7. Compte-tenu de la nature de ces manquements et de leur durée, M. A... peut se prévaloir d'une créance non sérieusement contestable de 2 340 000 francs CFP, tous intérêts compris. Il n'appartient pas au juge de préciser les modalités de versement de cette indemnité.
8. Il résulte de ce qui précède que M. A... est fondé à soutenir que c'est à tort que le juge des référés du tribunal administratif de Nouvelle-Calédonie a limité à la somme de 599 646 francs CFP l'appréciation de la créance non sérieusement contestable que détient M. A... à raison du préjudice moral résultant de ses conditions de détention.

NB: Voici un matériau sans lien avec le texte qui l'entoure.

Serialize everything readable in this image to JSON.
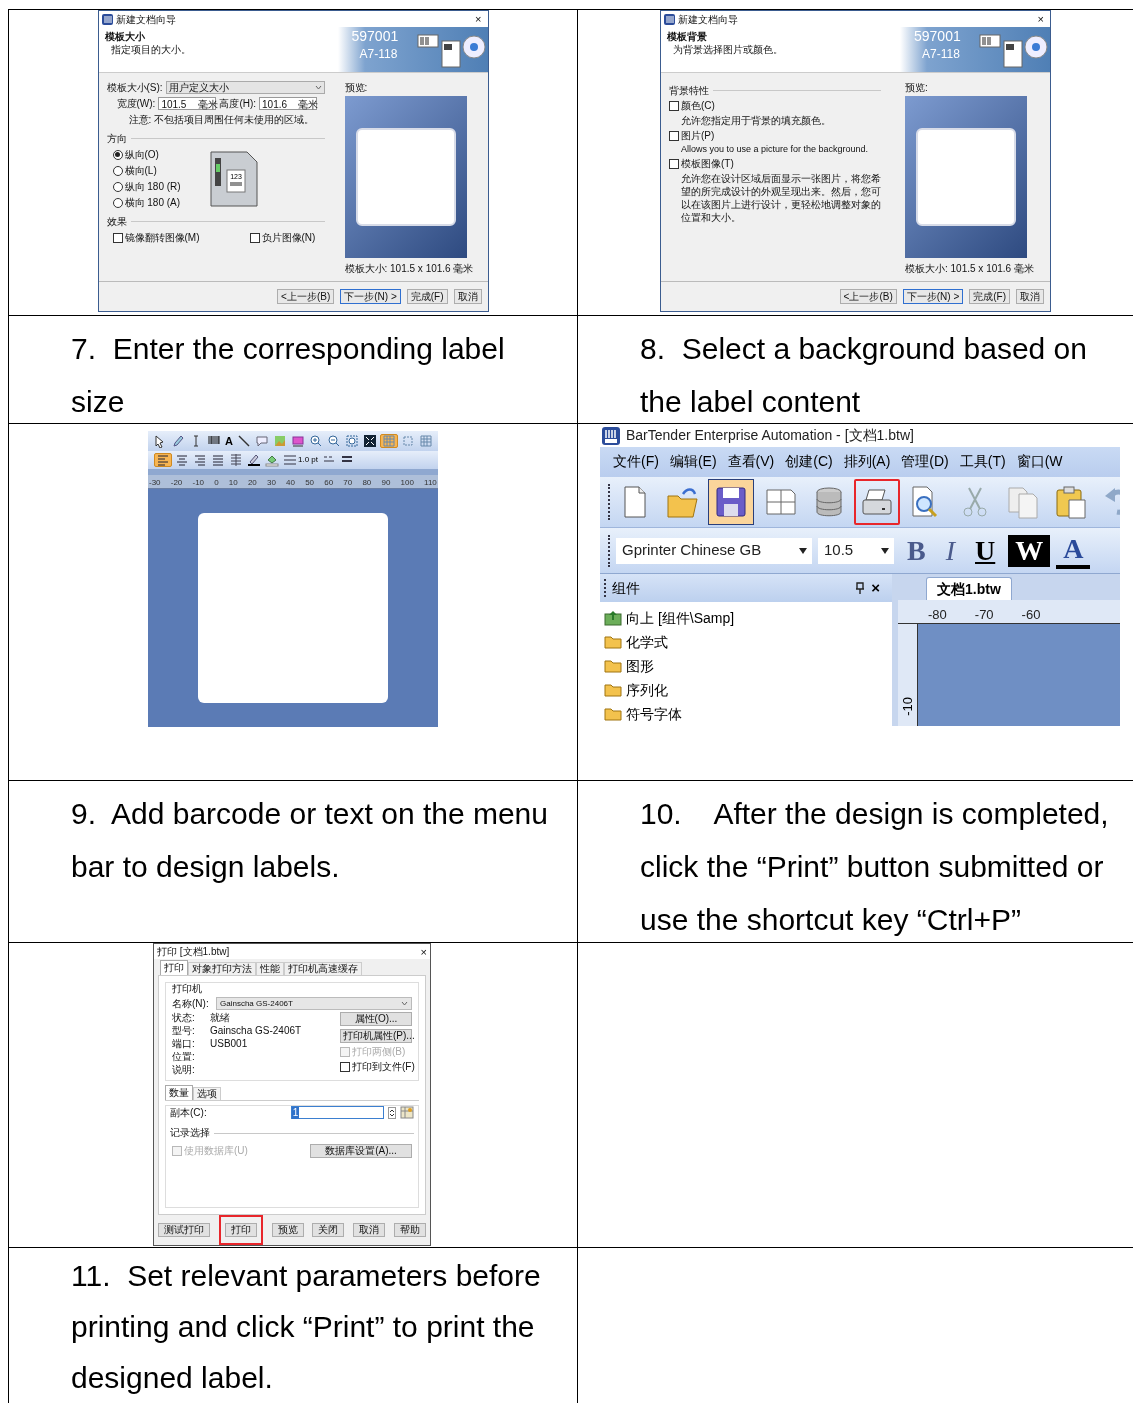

Il y a lieu de porter cette somme à 2 340 000 francs CFP, tous intérêts compris, et de réformer l'article 1er du jugement attaqué du tribunal en ce qu'il a de contraire au présent arrêt.

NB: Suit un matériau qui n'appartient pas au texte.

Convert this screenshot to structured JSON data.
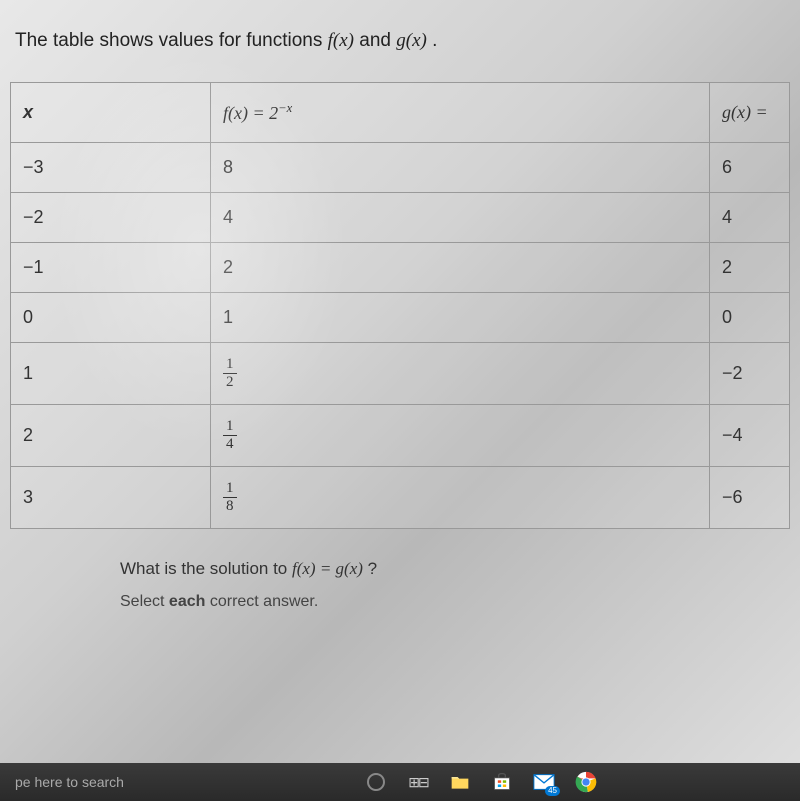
{
  "prompt": {
    "prefix": "The table shows values for functions ",
    "f": "f(x)",
    "and": " and ",
    "g": "g(x)",
    "suffix": " ."
  },
  "table": {
    "headers": {
      "x": "x",
      "fx_base": "f(x) = 2",
      "fx_exp": "−x",
      "gx": "g(x) ="
    },
    "rows": [
      {
        "x": "−3",
        "fx": "8",
        "gx": "6"
      },
      {
        "x": "−2",
        "fx": "4",
        "gx": "4"
      },
      {
        "x": "−1",
        "fx": "2",
        "gx": "2"
      },
      {
        "x": "0",
        "fx": "1",
        "gx": "0"
      },
      {
        "x": "1",
        "fx_frac": {
          "num": "1",
          "den": "2"
        },
        "gx": "−2"
      },
      {
        "x": "2",
        "fx_frac": {
          "num": "1",
          "den": "4"
        },
        "gx": "−4"
      },
      {
        "x": "3",
        "fx_frac": {
          "num": "1",
          "den": "8"
        },
        "gx": "−6"
      }
    ]
  },
  "question": {
    "prefix": "What is the solution to ",
    "equation": "f(x) = g(x)",
    "suffix": " ?"
  },
  "instruction": {
    "prefix": "Select ",
    "bold": "each",
    "suffix": " correct answer."
  },
  "taskbar": {
    "search": "pe here to search",
    "mail_badge": "45"
  },
  "chart_data": {
    "type": "table",
    "columns": [
      "x",
      "f(x) = 2^(-x)",
      "g(x)"
    ],
    "rows": [
      [
        -3,
        8,
        6
      ],
      [
        -2,
        4,
        4
      ],
      [
        -1,
        2,
        2
      ],
      [
        0,
        1,
        0
      ],
      [
        1,
        0.5,
        -2
      ],
      [
        2,
        0.25,
        -4
      ],
      [
        3,
        0.125,
        -6
      ]
    ]
  }
}
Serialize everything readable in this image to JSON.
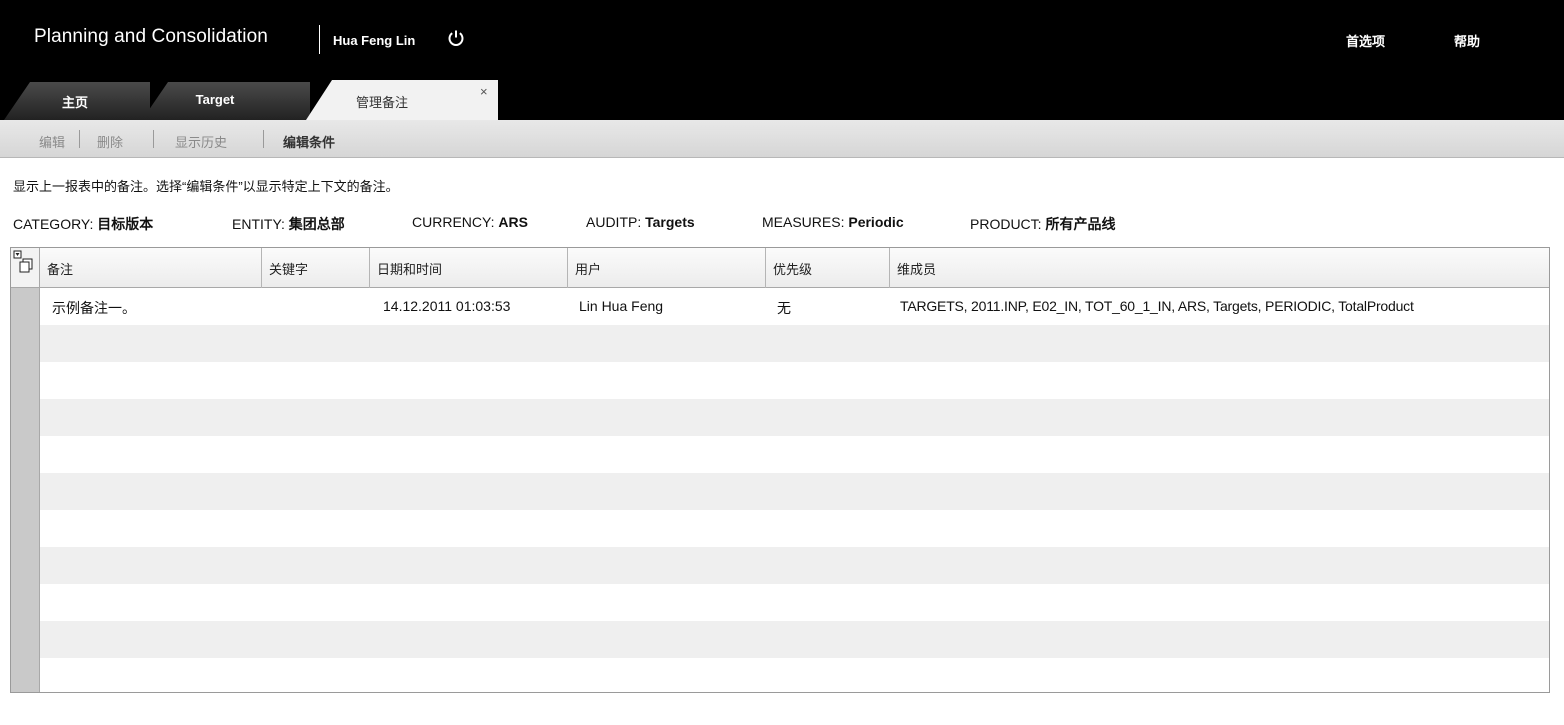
{
  "header": {
    "app_title": "Planning and Consolidation",
    "user_name": "Hua Feng Lin",
    "preferences_label": "首选项",
    "help_label": "帮助"
  },
  "tabs": [
    {
      "label": "主页",
      "active": false
    },
    {
      "label": "Target",
      "active": false
    },
    {
      "label": "管理备注",
      "active": true,
      "close": "×"
    }
  ],
  "toolbar": {
    "edit": "编辑",
    "delete": "删除",
    "show_history": "显示历史",
    "edit_criteria": "编辑条件"
  },
  "description": "显示上一报表中的备注。选择“编辑条件”以显示特定上下文的备注。",
  "context": [
    {
      "key": "CATEGORY:",
      "value": "目标版本"
    },
    {
      "key": "ENTITY:",
      "value": "集团总部"
    },
    {
      "key": "CURRENCY:",
      "value": "ARS"
    },
    {
      "key": "AUDITP:",
      "value": "Targets"
    },
    {
      "key": "MEASURES:",
      "value": "Periodic"
    },
    {
      "key": "PRODUCT:",
      "value": "所有产品线"
    }
  ],
  "grid": {
    "columns": [
      "备注",
      "关键字",
      "日期和时间",
      "用户",
      "优先级",
      "维成员"
    ],
    "rows": [
      [
        "示例备注一。",
        "",
        "14.12.2011 01:03:53",
        "Lin Hua Feng",
        "无",
        "TARGETS, 2011.INP, E02_IN, TOT_60_1_IN, ARS, Targets, PERIODIC, TotalProduct"
      ]
    ]
  }
}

Sur les frais liés à l'instance :
9. Il y a lieu, dans les circonstances de l'espèce, de mettre à la charge de l'Etat la somme de 90 000 francs CFP en application des dispositions de l'article L. 761-1 du code de justice administrative.
DECIDE :
Article 1er : La somme de 599 646 francs CFP que l'Etat a été condamné par l'ordonnance n° 2000316 du 29 janvier 2021 du juge des référés du tribunal administratif de Nouvelle-Calédonie à verser à M. A... est portée à 2 340 000 francs CFP, tous intérêts compris.
Article 2 : Cette ordonnance est réformée en ce qu'elle a de contraire au présent arrêt.

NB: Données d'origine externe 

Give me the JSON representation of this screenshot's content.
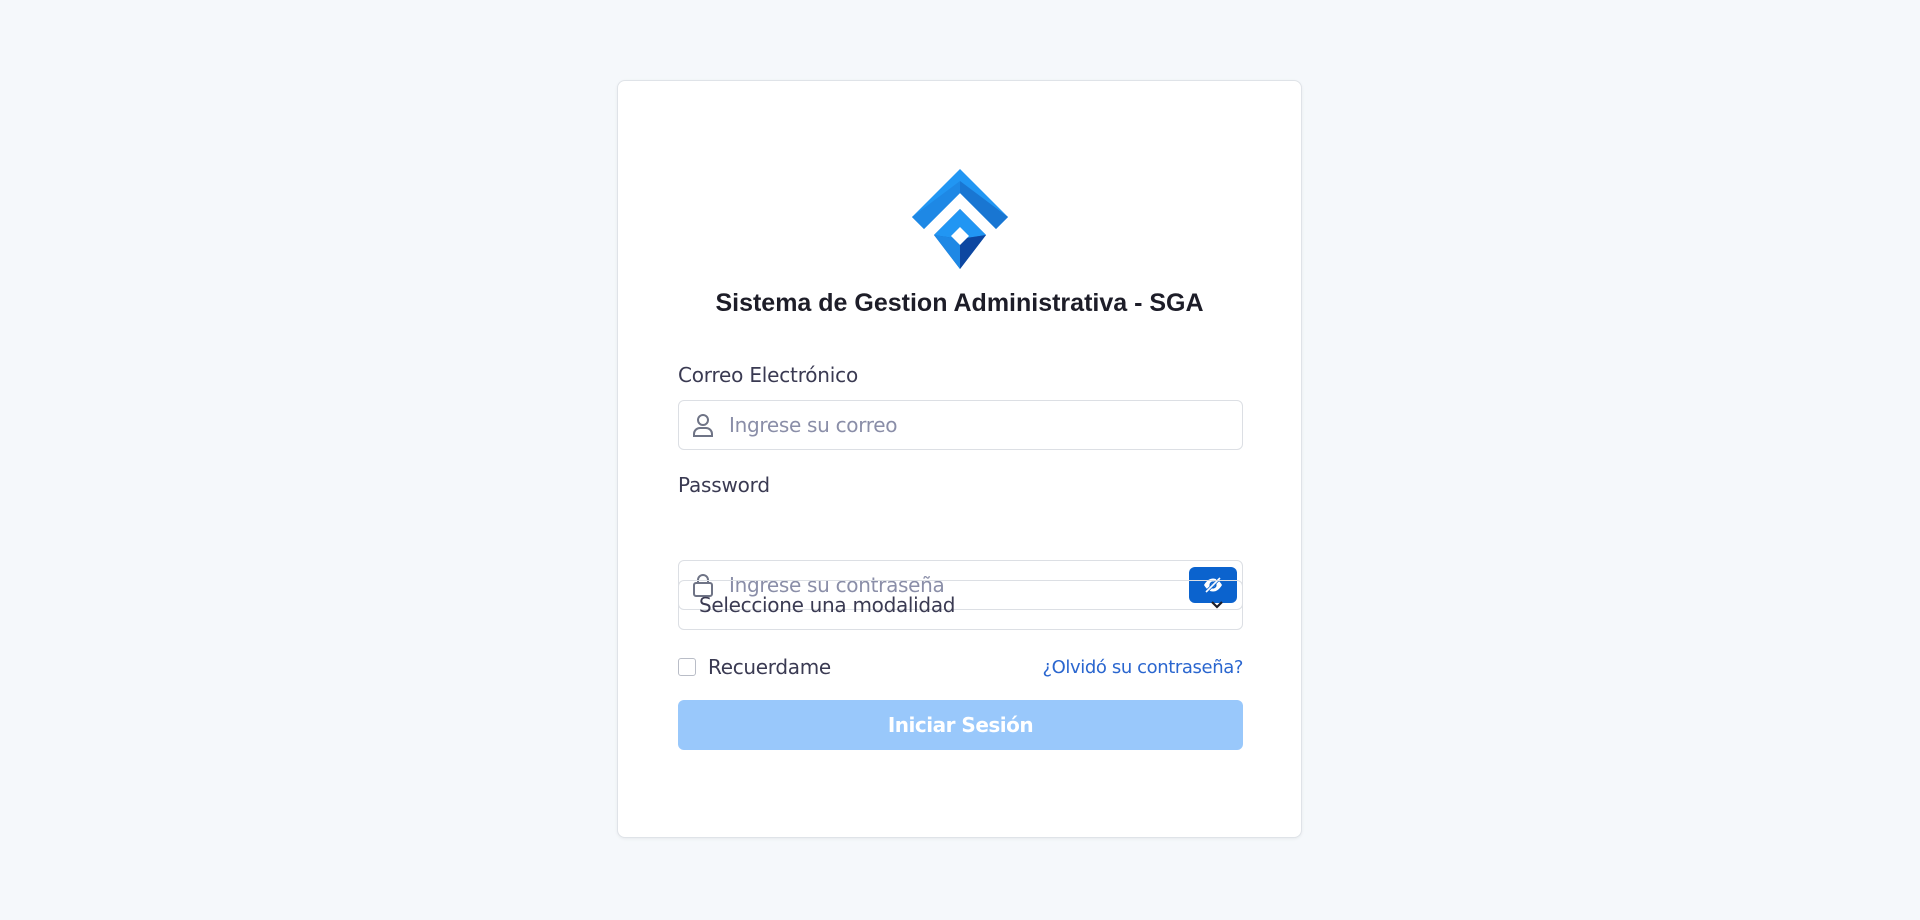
{
  "app": {
    "title": "Sistema de Gestion Administrativa - SGA"
  },
  "email": {
    "label": "Correo Electrónico",
    "placeholder": "Ingrese su correo",
    "value": "",
    "icon": "user-icon"
  },
  "password": {
    "label": "Password",
    "placeholder": "Ingrese su contraseña",
    "value": "",
    "icon": "lock-icon",
    "toggle_icon": "eye-slash-icon"
  },
  "modalidad": {
    "selected": "Seleccione una modalidad",
    "icon": "chevron-down-icon"
  },
  "remember": {
    "label": "Recuerdame",
    "checked": false
  },
  "forgot": {
    "label": "¿Olvidó su contraseña?"
  },
  "submit": {
    "label": "Iniciar Sesión"
  },
  "colors": {
    "page_bg": "#f5f8fb",
    "primary": "#0b63ce",
    "button_disabled": "#99c8fb",
    "link": "#2a66cf",
    "logo_light": "#2196f3",
    "logo_dark": "#1565c0"
  }
}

Article 3 : L'Etat versera à M. A... la somme de 90 000 francs CFP au titre des dispositions de l'article L. 761-1 du code de justice administrative.
Article 4 : Le surplus des conclusions de la requête est rejeté.
Article 5 : Le présent arrêt sera notifié à M. B... A... et au garde des sceaux, ministre de la justice.
Délibéré après l'audience du 13 janvier 2022, à laquelle siégeaient :
- M. Lapouzade, président de chambre,
- M. Diémert, président-assesseur,
- M. Doré, premier conseiller.
Rendu public par mise à disposition au greffe, le 3 février 2022.
Le rapporteur,
F. DORÉLe président,
J. LAPOUZADE
La greffière,
C. POVSE
La République mande et ordonne au garde des sceaux, ministre de la justice en ce qui le concerne, ou à tous huissiers de justice à ce requis en ce qui concerne les voies de droit commun contre les parties privées, de pourvoir à l'exécution de la présente décision.